Let's talk about exactly what it means to see a mortgage rate headline in the news, or even from some seemingly official index or survey. 

In fact, let's start with rate quotes themselves.  There are several ways of doing it and several reasons what you see might not be exactly what you get, even if the entity responsible for the quote is not intentionally trying to mislead you.  A competent loan officer should be able to explain to you why that is.

One common reason is that an advertised rate will be a best case scenario, and your scenario might not be best case.  Additionally rates can change so much, so quickly these days that the electronic mechanism that keeps advertised rates up to date may not have caught up to reality.  This is especially problematic for anyone advertising rates on TV or radio, which apparently is still a thing at times. 

Even by the time you've actually gotten a preapproval from a lender, your terms are not guaranteed until you actually have a lock agreement.  Your lender may have quoted you a rate with 110% honesty and transparency, but if you didn't lock it at that moment, there's a good chance that rates will have moved higher the next time you speak to them, even if it's only an hour or two later.  Waiting a day or more to decide?  Forget about it.  

Am I being overly dramatic?  Anyone working in the mortgage industry right now will tell you I'm not being nearly dramatic enough.  With the exception of those of us who are old enough to have actually been working in the industry in 1979-1981, no one has ever seen anything remotely like this.  To understand what I mean, check out the following chart. 

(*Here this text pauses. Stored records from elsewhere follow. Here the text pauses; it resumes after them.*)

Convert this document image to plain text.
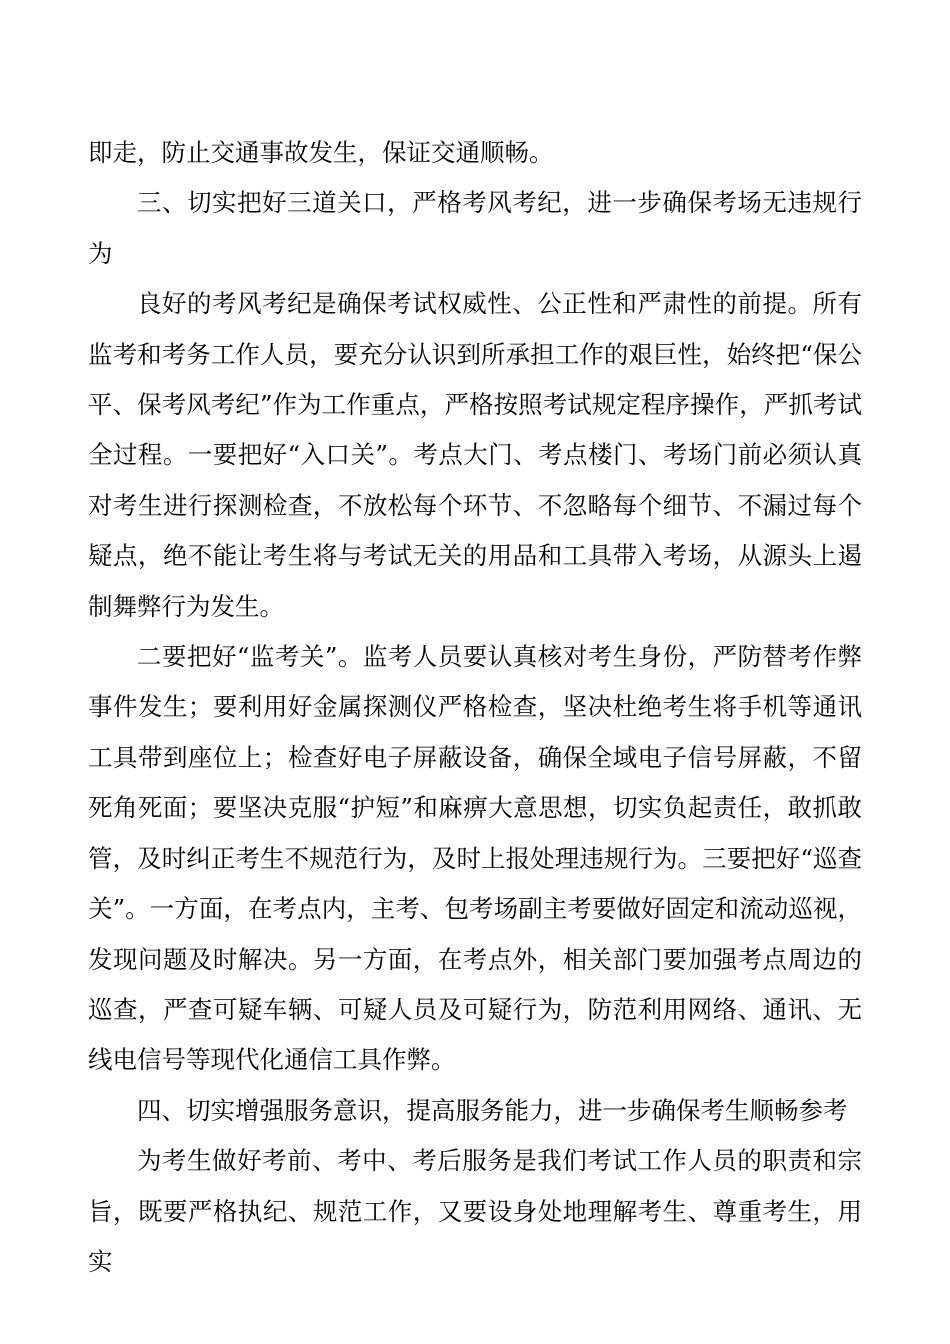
即走，防止交通事故发生，保证交通顺畅。

三、切实把好三道关口，严格考风考纪，进一步确保考场无违规行为

良好的考风考纪是确保考试权威性、公正性和严肃性的前提。所有监考和考务工作人员，要充分认识到所承担工作的艰巨性，始终把“保公平、保考风考纪”作为工作重点，严格按照考试规定程序操作，严抓考试全过程。一要把好“入口关”。考点大门、考点楼门、考场门前必须认真对考生进行探测检查，不放松每个环节、不忽略每个细节、不漏过每个疑点，绝不能让考生将与考试无关的用品和工具带入考场，从源头上遏制舞弊行为发生。

二要把好“监考关”。监考人员要认真核对考生身份，严防替考作弊事件发生；要利用好金属探测仪严格检查，坚决杜绝考生将手机等通讯工具带到座位上；检查好电子屏蔽设备，确保全域电子信号屏蔽，不留死角死面；要坚决克服“护短”和麻痹大意思想，切实负起责任，敢抓敢管，及时纠正考生不规范行为，及时上报处理违规行为。三要把好“巡查关”。一方面，在考点内，主考、包考场副主考要做好固定和流动巡视，发现问题及时解决。另一方面，在考点外，相关部门要加强考点周边的巡查，严查可疑车辆、可疑人员及可疑行为，防范利用网络、通讯、无线电信号等现代化通信工具作弊。

四、切实增强服务意识，提高服务能力，进一步确保考生顺畅参考

为考生做好考前、考中、考后服务是我们考试工作人员的职责和宗旨，既要严格执纪、规范工作，又要设身处地理解考生、尊重考生，用实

And curveball alert: while the chart above only has one line on it, it should have another that shows the level of upfront costs required to obtain the rates quoted in the survey. 

More important curveball alert: the chart above is already stale, as has so frequently been the case in 2022.  If we're following actual daily rates, the average lender is easily already up to 7.375%.  The following chart shows how daily rates stack up.

Bottom line, things are ugly in mortgage rate land.  And for those of you who like to post links to mortgage rate articles on internet forums, twitter, etc. saying things like "rates are over 7% and these kids are crying.  Why back in my day, we would have been thrilled to see 7%," yes, your rate spike of 10% was bigger.  Ours is only 4-5% so far and we hope you always keep your record.  Beyond that and without mentioning several of the "yeah buts," I'll leave it at this: everything's relative, and relative to where we were, where we are now is not very fun.